Comparison of algorithms for heat load prediction of buildings

Achieving precision in the prediction of buildings' dynamic heat load is crucial for the advancement of smart heating systems. This research highlights the urgent need to enhance the accuracy of models predicting dynamic heat load. Through literature review, distinguished machine learning and regression algorithms were chosen to formulate prediction models. These models employ a data time-step adaptive strategy, a physics-guided loss function, and fundamental principles of heat transfer. Optimization algorithms of a mathematical nature were utilized to fine-tune the parameters and the framework of long short-term memory (LSTM) and multi-layer perceptron (MLP) models. An analytical comparison was undertaken between physics-guided models and those not guided by physics.

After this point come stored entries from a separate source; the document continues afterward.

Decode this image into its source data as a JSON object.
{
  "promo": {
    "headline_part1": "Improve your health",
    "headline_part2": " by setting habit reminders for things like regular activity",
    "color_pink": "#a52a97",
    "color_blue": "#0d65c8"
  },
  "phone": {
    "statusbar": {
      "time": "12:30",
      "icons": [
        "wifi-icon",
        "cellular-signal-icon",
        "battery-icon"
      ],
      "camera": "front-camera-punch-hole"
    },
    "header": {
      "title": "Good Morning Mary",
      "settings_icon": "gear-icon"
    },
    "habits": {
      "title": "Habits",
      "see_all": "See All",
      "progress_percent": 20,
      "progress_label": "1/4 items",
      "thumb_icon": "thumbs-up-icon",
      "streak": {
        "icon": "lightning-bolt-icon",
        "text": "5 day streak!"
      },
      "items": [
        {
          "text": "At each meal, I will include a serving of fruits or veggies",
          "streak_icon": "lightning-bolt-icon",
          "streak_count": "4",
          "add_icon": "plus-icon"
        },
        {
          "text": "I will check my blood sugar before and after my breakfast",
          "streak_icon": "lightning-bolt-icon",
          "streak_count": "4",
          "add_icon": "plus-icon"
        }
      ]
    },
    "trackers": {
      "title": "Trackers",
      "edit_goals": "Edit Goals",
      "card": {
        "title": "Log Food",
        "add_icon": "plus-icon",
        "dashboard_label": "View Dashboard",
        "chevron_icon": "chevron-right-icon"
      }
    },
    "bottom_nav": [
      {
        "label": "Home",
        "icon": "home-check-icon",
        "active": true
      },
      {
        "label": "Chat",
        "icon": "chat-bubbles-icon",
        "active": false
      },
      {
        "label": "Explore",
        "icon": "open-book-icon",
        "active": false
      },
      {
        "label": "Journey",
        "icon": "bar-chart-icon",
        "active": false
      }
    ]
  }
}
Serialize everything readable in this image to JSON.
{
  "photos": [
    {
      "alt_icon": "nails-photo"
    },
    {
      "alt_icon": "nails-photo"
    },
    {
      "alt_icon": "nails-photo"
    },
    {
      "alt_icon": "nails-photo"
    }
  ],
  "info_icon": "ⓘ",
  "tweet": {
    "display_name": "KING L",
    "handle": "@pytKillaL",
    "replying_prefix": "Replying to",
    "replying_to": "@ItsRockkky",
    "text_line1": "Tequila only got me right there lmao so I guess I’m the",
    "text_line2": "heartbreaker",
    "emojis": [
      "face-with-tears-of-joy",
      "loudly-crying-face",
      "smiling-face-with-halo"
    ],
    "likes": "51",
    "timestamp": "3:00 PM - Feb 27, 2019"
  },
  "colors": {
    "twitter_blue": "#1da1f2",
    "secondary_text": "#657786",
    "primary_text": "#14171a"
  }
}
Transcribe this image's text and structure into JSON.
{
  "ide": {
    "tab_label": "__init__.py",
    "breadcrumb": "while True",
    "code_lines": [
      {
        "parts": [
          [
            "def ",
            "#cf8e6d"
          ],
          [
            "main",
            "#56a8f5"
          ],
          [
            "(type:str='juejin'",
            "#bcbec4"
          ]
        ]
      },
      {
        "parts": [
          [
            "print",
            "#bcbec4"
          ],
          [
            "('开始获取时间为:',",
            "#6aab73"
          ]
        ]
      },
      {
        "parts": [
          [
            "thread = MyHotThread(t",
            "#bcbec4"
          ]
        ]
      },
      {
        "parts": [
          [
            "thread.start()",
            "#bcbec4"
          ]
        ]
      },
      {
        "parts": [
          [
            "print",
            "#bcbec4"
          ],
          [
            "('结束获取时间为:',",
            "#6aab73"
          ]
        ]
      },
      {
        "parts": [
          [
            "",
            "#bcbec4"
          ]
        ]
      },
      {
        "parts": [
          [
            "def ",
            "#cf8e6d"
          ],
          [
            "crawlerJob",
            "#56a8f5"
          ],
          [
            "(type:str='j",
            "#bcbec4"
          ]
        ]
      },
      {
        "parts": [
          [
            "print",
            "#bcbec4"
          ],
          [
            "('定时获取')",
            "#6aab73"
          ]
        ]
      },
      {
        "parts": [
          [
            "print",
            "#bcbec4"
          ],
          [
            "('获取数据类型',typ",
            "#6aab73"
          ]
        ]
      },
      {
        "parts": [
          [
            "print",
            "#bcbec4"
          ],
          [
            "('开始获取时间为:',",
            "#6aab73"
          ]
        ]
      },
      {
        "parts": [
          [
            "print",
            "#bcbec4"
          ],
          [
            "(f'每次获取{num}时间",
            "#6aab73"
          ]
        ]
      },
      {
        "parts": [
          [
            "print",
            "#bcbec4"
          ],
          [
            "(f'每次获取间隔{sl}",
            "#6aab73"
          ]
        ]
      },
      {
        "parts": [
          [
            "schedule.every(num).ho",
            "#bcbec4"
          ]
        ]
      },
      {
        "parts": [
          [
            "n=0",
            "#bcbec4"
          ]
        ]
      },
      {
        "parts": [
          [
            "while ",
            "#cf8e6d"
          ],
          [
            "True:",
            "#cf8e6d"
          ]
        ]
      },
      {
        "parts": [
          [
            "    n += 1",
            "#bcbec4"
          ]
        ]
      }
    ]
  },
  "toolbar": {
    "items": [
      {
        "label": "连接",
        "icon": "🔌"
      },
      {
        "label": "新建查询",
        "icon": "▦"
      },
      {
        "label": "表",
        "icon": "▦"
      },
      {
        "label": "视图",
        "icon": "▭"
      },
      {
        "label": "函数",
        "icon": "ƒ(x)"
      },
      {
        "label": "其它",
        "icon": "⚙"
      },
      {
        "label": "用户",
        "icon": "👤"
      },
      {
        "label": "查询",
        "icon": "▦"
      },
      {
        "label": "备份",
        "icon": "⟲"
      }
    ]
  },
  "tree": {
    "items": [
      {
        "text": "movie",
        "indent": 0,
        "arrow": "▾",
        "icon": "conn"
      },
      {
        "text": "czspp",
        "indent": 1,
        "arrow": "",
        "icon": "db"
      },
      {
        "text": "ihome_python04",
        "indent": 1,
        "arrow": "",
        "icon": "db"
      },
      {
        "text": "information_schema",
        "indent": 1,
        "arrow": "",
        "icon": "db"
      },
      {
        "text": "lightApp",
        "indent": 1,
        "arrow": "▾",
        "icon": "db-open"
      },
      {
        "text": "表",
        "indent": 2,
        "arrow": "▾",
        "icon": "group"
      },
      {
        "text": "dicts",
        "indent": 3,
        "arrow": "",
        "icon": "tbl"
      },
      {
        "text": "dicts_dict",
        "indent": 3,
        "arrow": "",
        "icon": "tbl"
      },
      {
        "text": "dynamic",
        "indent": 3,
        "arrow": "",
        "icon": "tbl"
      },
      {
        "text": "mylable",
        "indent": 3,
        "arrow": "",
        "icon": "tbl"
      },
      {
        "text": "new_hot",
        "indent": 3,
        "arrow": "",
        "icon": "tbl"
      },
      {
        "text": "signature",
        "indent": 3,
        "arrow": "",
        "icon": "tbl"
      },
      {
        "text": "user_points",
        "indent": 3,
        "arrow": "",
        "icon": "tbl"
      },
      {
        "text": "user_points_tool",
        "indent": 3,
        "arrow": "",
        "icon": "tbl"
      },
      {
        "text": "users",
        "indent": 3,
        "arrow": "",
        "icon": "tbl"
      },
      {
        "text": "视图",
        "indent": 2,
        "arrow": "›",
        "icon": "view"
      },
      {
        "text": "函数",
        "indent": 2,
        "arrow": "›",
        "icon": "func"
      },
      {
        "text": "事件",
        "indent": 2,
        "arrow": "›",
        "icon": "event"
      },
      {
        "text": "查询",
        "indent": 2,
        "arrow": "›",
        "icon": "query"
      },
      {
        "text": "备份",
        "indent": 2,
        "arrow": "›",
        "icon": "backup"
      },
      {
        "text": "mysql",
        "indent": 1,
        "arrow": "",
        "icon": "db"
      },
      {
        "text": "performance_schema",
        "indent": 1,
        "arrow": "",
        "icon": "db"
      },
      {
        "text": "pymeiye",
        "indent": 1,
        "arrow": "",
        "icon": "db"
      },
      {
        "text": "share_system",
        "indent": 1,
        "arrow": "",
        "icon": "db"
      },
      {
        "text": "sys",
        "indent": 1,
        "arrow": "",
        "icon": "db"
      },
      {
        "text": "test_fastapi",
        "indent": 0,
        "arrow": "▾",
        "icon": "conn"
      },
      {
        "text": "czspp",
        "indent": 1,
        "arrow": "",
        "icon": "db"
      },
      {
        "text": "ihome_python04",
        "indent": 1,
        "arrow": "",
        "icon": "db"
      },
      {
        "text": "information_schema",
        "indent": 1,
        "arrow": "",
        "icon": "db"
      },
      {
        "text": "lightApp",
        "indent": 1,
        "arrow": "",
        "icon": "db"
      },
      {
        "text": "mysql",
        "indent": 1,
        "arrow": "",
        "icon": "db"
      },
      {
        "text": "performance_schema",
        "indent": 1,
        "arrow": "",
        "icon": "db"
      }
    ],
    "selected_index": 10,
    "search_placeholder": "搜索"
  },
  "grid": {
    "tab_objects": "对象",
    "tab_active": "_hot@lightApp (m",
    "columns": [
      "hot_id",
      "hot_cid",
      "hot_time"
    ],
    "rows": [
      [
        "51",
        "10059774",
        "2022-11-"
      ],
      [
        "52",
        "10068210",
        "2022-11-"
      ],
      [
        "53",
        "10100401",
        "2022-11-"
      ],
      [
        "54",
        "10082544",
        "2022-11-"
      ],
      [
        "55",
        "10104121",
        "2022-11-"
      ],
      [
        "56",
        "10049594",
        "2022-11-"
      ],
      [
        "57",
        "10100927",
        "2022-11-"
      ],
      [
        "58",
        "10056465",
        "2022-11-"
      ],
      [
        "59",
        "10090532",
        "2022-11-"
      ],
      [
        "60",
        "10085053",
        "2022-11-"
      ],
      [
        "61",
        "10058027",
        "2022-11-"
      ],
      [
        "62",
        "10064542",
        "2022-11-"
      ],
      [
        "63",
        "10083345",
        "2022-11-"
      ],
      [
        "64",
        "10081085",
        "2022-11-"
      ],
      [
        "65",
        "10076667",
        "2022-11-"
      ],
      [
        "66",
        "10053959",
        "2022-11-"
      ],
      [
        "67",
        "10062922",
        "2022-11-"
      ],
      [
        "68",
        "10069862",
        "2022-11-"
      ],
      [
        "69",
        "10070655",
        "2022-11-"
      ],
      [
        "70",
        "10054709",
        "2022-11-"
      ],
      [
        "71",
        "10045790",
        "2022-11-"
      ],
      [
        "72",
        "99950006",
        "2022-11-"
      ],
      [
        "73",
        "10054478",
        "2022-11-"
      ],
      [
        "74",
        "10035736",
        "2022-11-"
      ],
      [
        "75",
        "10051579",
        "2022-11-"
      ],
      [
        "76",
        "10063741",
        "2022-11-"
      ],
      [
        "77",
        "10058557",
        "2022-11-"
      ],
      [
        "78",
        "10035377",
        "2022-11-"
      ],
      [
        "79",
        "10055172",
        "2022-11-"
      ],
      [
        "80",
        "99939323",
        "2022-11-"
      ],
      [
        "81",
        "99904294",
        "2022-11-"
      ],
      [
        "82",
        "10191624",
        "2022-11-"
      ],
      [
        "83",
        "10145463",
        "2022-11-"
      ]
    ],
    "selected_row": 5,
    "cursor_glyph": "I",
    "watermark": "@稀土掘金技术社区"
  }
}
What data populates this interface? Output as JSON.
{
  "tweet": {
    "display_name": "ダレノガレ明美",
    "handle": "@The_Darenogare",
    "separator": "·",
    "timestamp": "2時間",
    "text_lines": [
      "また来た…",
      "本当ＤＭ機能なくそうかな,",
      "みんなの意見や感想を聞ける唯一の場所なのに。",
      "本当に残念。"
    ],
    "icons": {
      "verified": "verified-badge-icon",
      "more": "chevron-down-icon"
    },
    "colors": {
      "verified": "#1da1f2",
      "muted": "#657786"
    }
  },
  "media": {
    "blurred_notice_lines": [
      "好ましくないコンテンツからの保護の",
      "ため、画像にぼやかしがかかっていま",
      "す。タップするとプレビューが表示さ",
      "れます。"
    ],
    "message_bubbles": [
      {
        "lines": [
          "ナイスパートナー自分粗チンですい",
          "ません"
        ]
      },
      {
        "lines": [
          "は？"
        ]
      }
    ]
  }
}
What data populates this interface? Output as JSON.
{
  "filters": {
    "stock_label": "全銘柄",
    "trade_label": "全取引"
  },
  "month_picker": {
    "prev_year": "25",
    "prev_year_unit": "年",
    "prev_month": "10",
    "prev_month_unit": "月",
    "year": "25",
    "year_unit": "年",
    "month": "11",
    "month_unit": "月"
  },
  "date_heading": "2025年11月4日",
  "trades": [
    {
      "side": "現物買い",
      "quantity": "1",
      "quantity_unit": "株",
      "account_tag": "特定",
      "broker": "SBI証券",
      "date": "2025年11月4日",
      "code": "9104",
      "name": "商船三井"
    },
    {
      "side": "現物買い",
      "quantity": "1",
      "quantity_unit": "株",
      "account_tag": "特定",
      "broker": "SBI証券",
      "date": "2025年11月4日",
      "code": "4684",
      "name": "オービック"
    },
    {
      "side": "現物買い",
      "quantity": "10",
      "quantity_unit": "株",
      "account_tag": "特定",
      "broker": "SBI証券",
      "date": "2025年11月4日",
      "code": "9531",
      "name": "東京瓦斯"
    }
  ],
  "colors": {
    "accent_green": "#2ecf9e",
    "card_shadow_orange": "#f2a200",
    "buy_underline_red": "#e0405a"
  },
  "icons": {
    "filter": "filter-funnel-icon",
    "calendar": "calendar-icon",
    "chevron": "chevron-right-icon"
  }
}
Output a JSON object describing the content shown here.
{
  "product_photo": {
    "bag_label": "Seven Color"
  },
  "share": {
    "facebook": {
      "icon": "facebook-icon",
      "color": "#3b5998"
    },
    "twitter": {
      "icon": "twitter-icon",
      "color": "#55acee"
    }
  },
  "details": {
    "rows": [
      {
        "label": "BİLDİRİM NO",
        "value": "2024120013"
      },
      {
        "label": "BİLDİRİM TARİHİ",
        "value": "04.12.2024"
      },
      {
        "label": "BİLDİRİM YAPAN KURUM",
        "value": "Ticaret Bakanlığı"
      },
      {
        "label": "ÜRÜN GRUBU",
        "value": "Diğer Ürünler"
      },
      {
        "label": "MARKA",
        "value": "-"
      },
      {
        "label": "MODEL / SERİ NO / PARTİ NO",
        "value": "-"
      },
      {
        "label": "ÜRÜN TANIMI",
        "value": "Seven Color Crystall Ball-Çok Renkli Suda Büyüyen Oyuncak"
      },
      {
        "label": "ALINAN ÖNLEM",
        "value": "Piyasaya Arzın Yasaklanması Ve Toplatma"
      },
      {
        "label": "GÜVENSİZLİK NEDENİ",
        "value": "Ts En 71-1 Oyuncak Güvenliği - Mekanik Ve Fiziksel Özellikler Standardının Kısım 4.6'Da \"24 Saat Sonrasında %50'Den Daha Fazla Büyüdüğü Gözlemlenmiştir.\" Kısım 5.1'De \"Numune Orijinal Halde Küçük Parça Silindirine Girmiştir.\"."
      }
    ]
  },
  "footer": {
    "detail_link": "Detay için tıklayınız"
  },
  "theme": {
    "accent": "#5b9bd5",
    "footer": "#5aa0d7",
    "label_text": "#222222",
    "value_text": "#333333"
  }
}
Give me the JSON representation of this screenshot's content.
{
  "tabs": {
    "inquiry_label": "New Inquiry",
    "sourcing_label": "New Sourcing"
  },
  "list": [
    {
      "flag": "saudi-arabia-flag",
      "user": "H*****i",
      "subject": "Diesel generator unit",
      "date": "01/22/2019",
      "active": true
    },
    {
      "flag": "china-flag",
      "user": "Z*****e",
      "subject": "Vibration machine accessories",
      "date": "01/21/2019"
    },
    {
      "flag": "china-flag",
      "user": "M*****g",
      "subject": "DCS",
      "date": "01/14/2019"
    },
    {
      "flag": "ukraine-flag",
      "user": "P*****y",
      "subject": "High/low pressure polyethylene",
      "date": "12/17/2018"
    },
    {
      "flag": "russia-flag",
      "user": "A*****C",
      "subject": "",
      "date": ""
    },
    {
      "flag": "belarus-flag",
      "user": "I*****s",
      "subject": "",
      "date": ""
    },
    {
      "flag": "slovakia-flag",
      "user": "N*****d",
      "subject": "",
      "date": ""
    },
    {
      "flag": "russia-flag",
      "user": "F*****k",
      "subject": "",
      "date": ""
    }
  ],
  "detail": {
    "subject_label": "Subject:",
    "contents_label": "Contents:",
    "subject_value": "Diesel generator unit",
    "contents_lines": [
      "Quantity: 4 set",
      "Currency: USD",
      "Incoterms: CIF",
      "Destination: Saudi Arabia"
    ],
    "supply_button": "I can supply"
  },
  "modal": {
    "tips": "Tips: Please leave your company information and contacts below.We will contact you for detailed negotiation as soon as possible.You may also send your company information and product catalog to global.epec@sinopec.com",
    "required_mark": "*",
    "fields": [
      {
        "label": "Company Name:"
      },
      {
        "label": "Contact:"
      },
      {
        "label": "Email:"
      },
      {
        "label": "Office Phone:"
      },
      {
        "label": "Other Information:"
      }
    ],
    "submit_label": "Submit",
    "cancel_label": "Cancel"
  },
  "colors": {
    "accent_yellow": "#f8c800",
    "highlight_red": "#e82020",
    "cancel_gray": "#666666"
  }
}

Principal conclusions are: 1) Pelican optimization algorithm (POA)-LSTM model emerges as superior in heat load prediction accuracy of an office building, with percentage errors for actual and simulated datasets ranging from −6.7 % to 5.8 % and −5.2 %–4.5 %, respectively, and the mean absolute percentage error (MAPE) standing at 2.3 % and 1.3 %. 2) The linear regression model exhibits the lowest precision, with a MAPE of 17.5 % and 4.0 % for the 7-day prediction results in the actual and simulated datasets, respectively. These findings provide support for improving heat load prediction in heating systems.